At the roundtable, consensus emerged regarding Canada’s AI workforce in enterprise, infrastructure, and semiconductor design. This workforce is abundant, but they often seek employment internationally for career advancement and higher remuneration. Participants also reached the consensus that the expansion of computing infrastructure in Canada has the potential to support talent and IP retention, providing opportunities for skilled labour to stay here and contribute to the domestic economy.

Research stakeholders highlighted the need for policy to identify the national outcomes related to AI proliferation, whether industry-focused or a concern of national sovereignty. Renewable energy, critical minerals, and climate innovations are areas of industry focus that were highlighted in the 2024 federal budget that could align with AI-driven solutions to drive national prosperity.

Enterprise stakeholders mentioned the need to modernize innovation support programs for highly skilled talent retention and IP protections of AI-related services to foster early business ventures and global market entry.

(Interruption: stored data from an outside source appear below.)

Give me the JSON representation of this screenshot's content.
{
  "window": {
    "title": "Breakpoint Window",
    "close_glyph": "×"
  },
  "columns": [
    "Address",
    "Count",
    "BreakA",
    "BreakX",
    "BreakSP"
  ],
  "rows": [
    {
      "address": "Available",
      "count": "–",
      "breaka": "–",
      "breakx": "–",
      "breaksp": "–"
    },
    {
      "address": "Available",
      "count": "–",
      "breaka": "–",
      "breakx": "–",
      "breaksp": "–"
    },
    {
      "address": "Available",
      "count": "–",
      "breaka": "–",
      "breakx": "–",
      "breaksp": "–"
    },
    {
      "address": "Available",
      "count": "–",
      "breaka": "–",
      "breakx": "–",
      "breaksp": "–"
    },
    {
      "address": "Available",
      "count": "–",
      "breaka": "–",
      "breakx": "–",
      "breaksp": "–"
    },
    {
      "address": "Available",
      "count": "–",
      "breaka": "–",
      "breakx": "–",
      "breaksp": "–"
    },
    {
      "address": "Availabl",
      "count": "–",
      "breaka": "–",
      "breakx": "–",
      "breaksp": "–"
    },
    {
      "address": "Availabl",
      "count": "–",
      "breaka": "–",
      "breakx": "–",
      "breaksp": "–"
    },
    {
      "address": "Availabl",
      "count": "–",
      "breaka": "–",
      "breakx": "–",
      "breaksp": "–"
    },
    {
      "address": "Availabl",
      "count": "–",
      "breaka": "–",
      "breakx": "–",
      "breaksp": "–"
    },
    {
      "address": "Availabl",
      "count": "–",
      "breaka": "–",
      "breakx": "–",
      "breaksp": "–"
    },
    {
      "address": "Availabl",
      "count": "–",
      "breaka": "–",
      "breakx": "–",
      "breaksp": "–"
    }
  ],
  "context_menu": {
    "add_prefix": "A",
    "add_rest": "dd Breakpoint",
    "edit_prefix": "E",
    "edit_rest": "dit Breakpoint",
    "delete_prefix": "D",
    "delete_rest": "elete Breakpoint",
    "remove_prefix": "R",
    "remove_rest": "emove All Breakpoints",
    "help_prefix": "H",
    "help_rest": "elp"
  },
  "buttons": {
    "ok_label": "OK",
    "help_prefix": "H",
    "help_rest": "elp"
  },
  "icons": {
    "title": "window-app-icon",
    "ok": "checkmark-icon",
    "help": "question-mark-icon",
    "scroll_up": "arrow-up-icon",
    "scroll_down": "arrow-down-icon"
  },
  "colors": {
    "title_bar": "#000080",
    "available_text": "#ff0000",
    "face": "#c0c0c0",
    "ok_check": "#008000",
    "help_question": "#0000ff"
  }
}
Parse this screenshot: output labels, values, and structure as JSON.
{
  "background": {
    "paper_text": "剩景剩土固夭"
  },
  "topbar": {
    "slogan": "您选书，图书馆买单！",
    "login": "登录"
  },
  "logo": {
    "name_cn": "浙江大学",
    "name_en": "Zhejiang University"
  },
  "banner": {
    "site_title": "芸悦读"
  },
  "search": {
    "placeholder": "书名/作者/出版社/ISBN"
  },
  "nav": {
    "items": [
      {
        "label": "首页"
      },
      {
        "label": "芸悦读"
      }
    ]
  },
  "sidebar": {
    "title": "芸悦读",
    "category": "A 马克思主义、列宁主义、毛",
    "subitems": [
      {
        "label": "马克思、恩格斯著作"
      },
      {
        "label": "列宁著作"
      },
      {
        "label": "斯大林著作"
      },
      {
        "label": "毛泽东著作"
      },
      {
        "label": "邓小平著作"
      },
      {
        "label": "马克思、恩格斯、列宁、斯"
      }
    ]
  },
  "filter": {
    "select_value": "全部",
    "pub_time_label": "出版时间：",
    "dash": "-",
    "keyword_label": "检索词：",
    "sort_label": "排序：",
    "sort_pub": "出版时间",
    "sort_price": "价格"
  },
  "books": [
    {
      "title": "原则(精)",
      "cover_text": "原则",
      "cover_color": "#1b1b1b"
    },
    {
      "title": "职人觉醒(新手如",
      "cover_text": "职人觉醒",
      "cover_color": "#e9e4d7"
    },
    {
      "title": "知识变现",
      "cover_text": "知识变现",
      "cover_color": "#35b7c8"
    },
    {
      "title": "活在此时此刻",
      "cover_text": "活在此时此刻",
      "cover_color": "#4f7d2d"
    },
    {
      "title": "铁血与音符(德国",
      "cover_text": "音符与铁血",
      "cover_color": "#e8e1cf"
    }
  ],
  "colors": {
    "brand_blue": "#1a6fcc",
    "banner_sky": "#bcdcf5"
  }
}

Providing protections and incentives for IP protection in critical sectors can attract and retain skilled labour, boost global competitiveness, and ensure sustainability for long-term economic growth in alignment with AI innovation.31

The synergies between public interest and private enterprise in AI can be seen as significant gaps in Canada’s domestic AI ecosystem or as substantial value propositions for Canada’s industrial and economic future. Canada’s robust AI ecosystem is a source of untapped economic value in Canada’s lagging macroeconomic performance and a critical driver for Canada’s productivity growth.32 33

  • Leverage existing innovation supports such as IRAP, SR&ED, the Strategic Innovation Fund, the Canada Infrastructure Bank, Innovative Solutions Canada and Regional Development Programs that aid transition to commercialization, to provide tailored and responsive processes for Canadian AI enterprises to remain competitive with international innovation support programs and competitors.
  • Expedite patent processes for firms in AI to foster international competitiveness for domestic firms, similar to existing processes for green technology.34
  • Address the immediate AI Compute needs of firms in critical industries and adoption-ready SMEs with subsidized access to domestically-based HPC cloud infrastructure and TPU procurement based on firm characteristics and compute resourcing needs.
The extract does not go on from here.